Gorges State Park has a rugged and contrasting topography within a small area and nearly 125 rare plant and animal species, in addition to 12 endangered or threatened plant and animal species.
This ecologically rich region has been identified as being of national ecological significance by the state’s Natural Heritage Program. Several plant species more typical of the tropics thrive where the constant spray from the park’s numerous waterfalls and plunging whitewater streams showers the sheer rock walls and talus slopes with mist. Scientists are unsure how these species came to grow so far from the tropics.
One theory is that spores blew north from the tropics and settled in the region. Or, perhaps the species remained in the region from tens of thousands of years ago when a warmer climate existed in North America. While few larger plants can establish a hold on the steep, slick rocks surrounding the spray cliffs of the gorges, a rich community of ferns, mosses and liverworts grows in the region’s moist, moderate temperatures.
Rare species include Carolina star-moss, which has dark green rosettes. The moss is also found in the Dominican Republic. Pringle’s aquatic moss is another rare species and attaches itself to rocks under running water. The moss is found in Mexico, but in the United States it is solely found in the southern Appalachian escarpment region. Gorge filmy-fern, Appalachian filmy-fern and dwarf filmy-fern, plants with leaves that are only a single cell thick, are also found in the Gorges. The ferns require constant humidity, which is provided by the continuous spray from the waterfalls.
The gorge filmy-fern grows only in the southern Appalachian gorge region. The gorge bottoms are constantly wet with spray, but the steep slopes leading to the rocky, mountain ridges rapidly drain moisture from the terrain. The land supports oak and pine communities typical of dry mountainous regions, but the high rainfall also supports several rare species.
Abundant species include rhododendron and mountain laurel, along with white pine, hickories and red oak.

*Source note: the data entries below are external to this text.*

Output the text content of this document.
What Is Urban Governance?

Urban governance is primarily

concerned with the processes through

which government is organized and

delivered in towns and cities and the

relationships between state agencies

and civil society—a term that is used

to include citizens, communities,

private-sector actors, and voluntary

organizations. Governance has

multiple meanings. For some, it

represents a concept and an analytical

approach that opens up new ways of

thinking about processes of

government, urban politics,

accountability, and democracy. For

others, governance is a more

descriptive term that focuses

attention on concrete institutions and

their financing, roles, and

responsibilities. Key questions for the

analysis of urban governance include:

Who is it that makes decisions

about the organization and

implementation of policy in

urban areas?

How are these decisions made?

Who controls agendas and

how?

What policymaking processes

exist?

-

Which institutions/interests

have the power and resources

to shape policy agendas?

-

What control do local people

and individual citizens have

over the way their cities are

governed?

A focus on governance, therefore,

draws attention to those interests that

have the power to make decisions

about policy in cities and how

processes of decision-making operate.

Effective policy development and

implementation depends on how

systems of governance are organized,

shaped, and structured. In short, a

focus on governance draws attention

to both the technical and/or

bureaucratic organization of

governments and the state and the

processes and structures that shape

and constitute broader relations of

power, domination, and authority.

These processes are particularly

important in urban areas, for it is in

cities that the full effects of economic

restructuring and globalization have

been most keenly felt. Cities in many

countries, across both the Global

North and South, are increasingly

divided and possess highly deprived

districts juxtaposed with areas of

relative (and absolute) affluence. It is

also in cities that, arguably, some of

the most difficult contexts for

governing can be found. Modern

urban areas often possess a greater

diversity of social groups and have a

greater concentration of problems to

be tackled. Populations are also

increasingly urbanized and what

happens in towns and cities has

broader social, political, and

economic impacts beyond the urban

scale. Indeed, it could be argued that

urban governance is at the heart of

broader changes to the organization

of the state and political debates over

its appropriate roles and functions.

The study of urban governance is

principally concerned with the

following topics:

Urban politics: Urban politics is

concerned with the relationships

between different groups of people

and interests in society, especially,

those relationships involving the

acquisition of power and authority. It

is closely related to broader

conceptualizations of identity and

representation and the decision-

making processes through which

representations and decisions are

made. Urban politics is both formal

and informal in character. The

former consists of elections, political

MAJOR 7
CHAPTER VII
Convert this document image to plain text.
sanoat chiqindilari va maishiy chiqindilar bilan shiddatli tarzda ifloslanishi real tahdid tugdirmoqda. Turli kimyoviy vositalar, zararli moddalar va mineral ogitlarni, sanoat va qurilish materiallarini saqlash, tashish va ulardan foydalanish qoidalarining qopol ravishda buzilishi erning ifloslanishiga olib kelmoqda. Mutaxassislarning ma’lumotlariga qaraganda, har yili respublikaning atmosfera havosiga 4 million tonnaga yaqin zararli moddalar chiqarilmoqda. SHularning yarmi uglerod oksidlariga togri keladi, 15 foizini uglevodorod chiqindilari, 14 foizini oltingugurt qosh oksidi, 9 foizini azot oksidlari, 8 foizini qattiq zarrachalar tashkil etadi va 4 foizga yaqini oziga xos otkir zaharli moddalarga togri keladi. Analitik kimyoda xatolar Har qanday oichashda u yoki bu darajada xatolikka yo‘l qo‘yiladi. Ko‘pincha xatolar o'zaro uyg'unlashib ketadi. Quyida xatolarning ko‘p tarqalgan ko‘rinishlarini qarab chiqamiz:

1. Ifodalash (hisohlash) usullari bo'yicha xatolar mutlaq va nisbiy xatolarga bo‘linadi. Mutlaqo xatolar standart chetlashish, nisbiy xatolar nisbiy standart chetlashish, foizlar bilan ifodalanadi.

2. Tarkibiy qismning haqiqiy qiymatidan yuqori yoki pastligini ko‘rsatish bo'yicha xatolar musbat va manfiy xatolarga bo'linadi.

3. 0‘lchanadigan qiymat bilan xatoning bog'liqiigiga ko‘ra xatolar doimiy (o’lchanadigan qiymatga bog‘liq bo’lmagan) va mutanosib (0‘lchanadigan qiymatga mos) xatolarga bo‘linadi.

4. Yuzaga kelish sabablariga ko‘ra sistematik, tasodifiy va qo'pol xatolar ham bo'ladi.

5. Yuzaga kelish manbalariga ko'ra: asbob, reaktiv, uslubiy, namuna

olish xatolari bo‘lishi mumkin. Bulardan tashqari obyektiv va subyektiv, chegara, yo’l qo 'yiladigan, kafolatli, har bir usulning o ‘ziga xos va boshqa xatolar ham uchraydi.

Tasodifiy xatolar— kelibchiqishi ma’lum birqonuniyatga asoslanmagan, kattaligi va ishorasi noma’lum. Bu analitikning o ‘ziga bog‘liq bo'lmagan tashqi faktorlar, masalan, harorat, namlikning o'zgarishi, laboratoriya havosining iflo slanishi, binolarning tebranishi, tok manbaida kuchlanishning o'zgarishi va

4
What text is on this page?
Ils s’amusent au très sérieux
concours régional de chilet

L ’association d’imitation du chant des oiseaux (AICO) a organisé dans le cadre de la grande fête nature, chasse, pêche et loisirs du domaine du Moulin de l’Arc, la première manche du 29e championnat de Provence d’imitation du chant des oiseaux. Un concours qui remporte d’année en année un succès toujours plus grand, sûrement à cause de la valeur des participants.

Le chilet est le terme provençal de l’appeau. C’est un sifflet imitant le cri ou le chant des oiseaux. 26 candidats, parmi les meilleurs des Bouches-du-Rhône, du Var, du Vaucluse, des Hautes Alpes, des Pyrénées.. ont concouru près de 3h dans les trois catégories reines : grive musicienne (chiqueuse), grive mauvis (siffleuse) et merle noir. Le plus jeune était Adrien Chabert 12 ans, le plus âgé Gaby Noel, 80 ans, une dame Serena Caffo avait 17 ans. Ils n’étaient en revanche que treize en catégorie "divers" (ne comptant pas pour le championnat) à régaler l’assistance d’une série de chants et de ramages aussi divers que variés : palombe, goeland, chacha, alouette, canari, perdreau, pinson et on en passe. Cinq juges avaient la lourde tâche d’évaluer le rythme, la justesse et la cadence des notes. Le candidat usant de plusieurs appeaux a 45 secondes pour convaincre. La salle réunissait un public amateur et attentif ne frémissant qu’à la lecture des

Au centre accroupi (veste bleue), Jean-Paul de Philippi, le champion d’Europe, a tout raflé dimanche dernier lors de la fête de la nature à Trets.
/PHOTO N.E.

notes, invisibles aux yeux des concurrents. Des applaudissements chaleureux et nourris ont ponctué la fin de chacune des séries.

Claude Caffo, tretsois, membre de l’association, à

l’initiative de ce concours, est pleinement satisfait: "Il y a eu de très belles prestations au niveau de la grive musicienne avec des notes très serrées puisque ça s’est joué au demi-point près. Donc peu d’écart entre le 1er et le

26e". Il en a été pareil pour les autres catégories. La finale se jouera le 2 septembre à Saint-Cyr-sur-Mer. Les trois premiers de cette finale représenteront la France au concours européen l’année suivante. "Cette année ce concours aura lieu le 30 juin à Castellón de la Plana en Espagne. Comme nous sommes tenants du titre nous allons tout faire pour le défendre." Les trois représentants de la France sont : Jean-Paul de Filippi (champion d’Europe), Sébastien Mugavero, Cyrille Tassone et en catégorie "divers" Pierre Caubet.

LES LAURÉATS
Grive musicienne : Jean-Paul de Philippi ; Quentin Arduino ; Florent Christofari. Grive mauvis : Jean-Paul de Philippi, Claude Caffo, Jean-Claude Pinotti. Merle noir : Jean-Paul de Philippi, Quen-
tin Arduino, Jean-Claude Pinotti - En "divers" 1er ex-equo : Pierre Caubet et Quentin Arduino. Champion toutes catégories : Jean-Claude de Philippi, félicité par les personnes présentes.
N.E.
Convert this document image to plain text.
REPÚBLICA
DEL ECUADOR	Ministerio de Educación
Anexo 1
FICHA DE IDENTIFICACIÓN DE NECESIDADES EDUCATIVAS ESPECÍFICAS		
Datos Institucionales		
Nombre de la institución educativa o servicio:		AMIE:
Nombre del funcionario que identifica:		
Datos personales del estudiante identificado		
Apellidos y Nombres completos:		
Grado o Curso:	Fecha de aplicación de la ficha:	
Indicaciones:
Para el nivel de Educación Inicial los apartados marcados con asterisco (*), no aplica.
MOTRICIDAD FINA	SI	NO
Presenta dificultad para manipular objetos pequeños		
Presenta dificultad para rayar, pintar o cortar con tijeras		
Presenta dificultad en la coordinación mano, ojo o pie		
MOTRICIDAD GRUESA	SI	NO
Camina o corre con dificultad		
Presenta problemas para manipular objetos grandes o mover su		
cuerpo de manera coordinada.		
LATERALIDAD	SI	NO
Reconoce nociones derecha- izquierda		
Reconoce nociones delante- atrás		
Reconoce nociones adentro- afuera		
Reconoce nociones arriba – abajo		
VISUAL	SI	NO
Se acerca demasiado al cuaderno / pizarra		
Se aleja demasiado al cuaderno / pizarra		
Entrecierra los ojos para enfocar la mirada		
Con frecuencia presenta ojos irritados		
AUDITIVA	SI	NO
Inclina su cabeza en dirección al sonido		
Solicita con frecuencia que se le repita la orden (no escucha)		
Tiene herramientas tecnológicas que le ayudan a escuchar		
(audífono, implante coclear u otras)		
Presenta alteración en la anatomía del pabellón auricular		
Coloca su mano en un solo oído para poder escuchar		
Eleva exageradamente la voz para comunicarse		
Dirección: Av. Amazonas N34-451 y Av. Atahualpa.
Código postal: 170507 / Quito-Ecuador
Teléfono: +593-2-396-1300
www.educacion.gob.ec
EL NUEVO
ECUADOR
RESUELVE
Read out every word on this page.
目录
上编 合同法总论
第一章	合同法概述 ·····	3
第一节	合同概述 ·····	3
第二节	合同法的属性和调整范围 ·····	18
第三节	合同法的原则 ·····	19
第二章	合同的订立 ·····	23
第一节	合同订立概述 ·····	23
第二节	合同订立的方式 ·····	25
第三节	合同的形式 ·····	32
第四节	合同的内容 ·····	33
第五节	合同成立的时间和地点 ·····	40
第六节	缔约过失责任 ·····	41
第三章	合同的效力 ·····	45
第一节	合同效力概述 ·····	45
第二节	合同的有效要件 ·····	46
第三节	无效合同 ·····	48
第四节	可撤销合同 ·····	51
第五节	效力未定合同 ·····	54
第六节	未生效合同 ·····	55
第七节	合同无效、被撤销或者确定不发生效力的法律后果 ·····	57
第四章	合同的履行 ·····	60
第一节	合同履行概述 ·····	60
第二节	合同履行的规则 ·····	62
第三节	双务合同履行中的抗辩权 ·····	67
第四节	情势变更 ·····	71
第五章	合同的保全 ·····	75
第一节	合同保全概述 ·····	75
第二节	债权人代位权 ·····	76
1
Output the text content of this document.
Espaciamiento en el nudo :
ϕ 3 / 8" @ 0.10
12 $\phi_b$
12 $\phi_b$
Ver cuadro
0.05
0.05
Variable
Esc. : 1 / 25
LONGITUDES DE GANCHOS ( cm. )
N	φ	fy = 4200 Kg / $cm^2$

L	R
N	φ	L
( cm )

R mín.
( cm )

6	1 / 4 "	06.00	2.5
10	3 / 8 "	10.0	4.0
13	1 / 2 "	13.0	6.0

Oconee bells — also known as shortia — are rare flowering plants that also occupy some of the same territory. The plant is most abundant in the gorges region of North Carolina, and because so few populations of the plant are known, Oconee bells are considered to be an endangered species. The plant has single-stalked, white flowers, which stand above the evergreen leaves that form low patches along Escarpment streams.
In addition to black bear, wild turkey, fox, coyote, wild boar and deer, as well as a variety of squirrels, North Carolina’s largest known population of green salamander lives in the gorges.
This secretive salamander hides in the damp, shaded crevices of cliff faces. The gorges’ forests also provide abundant habitat for neotropical migratory birds, including the largest North Carolina mountain populations of Swainson’s warbler.
Three fish species — turquoise darter, redeye bass and rosyface chub — have their only North Carolina populations in the park’s rivers that are part of the Savannah River drainage. In addition, the nearby Horsepasture River is both a designated federal Wild and Scenic River and state Natural and Scenic River.